Axed Anthem contract to cut Express Scripts' revenue by $20B

Express Scripts will lose about $20 billion in revenue once its contract with Anthem expires at the end of 2019, according to Fitch Ratings.

Anthem said in April 2017 that it would drop Express Scripts. The decision came during an ongoing legal battle between the two parties.

In a lawsuit filed in March 2016, Anthem accused Express Scripts of overcharging the payer by roughly $3 billion annually and of not funneling drugmaker discounts to Anthem. While the insurer sued for $15 billion, Express Scripts has denied the allegations.
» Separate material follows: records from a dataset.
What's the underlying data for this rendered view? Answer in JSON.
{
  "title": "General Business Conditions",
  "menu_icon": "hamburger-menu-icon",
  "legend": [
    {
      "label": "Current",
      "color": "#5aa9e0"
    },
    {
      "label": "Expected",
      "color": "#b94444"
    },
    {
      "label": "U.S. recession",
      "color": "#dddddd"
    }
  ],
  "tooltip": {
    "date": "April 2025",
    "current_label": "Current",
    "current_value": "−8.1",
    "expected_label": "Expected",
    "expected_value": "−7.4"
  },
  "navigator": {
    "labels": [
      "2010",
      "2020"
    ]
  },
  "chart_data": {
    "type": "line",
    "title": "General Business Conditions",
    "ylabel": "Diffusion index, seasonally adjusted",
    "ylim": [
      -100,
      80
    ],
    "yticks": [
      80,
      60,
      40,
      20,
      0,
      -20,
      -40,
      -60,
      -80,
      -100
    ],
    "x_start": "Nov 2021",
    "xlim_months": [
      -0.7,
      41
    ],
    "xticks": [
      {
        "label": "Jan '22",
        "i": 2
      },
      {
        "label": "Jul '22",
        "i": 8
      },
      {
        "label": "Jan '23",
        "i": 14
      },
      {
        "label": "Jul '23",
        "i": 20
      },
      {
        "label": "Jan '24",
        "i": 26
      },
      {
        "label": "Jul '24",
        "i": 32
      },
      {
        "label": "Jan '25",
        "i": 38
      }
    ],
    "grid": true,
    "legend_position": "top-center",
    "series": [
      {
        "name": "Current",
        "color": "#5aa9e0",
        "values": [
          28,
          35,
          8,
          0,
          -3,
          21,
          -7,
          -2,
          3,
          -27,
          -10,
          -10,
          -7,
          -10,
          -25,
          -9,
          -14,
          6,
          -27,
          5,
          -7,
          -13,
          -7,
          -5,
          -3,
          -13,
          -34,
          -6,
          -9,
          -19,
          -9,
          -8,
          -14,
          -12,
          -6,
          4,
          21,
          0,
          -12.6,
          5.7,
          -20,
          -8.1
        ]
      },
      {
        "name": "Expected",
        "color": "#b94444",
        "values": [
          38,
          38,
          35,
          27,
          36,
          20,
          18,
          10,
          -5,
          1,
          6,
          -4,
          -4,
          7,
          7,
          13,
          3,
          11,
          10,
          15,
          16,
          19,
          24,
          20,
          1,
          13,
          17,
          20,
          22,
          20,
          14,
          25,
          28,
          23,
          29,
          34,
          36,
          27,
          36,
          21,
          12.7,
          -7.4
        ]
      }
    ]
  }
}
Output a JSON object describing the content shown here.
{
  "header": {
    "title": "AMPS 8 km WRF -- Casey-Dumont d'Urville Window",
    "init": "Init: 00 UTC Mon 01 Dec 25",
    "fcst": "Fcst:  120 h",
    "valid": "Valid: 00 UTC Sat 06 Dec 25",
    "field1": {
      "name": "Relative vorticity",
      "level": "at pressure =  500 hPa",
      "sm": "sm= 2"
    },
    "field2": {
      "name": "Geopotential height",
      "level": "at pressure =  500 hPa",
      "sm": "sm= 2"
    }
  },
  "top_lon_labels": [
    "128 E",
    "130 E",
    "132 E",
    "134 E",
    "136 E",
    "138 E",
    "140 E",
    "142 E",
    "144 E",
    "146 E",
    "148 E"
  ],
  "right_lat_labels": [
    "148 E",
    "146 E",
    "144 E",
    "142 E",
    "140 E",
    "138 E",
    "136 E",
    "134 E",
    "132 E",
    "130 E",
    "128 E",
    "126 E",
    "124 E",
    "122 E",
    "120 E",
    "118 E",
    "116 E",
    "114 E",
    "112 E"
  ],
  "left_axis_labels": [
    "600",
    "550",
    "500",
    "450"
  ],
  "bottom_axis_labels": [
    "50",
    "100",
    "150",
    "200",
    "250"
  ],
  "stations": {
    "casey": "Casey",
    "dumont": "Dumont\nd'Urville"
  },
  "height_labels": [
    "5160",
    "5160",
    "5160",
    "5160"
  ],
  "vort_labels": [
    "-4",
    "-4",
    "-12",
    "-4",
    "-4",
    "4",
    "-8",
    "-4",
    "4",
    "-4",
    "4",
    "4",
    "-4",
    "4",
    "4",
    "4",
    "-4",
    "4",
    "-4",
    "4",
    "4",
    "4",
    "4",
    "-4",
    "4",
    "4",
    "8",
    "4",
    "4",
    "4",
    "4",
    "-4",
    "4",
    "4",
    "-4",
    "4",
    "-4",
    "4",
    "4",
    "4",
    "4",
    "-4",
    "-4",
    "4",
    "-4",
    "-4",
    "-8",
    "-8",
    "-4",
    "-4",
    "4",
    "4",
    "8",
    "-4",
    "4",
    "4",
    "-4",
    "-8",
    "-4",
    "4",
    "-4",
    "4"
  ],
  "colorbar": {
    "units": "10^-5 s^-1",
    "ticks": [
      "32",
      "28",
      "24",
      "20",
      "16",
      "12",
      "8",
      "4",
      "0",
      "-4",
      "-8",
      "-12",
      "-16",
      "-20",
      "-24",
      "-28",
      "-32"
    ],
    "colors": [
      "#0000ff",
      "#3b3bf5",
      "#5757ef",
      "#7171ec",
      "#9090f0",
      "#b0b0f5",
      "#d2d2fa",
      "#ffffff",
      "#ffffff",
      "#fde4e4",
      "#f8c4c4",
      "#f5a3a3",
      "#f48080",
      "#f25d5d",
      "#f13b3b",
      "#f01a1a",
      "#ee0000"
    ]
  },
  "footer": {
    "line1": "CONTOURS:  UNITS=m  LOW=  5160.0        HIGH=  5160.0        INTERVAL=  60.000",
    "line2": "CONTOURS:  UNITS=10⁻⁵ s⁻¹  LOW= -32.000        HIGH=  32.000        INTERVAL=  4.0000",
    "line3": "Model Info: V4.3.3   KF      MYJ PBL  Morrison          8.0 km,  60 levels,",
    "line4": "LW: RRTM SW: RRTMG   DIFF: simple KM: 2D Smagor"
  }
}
"If customer retention ultimately requires increased pricing concessions, it could further eat into [Express Scripts'] margins over the longer term as contracts roll," according to Fitch. "While Anthem's dispute with [Express Scripts] comes down to a pricing dispute with one customer, it is occurring at the same time that other PBM customers are expressing concerns about the industry's pricing model."

Fitch Ratings is maintaining Express Scripts on rating watch negative following the company's definitive agreement to be acquired by Cigna for about $67.2 billion. Fitch also said Express Scripts is expected to continue feeling pricing pressure from new contracts, consolidating competitors and potential nontraditional pharmacy players.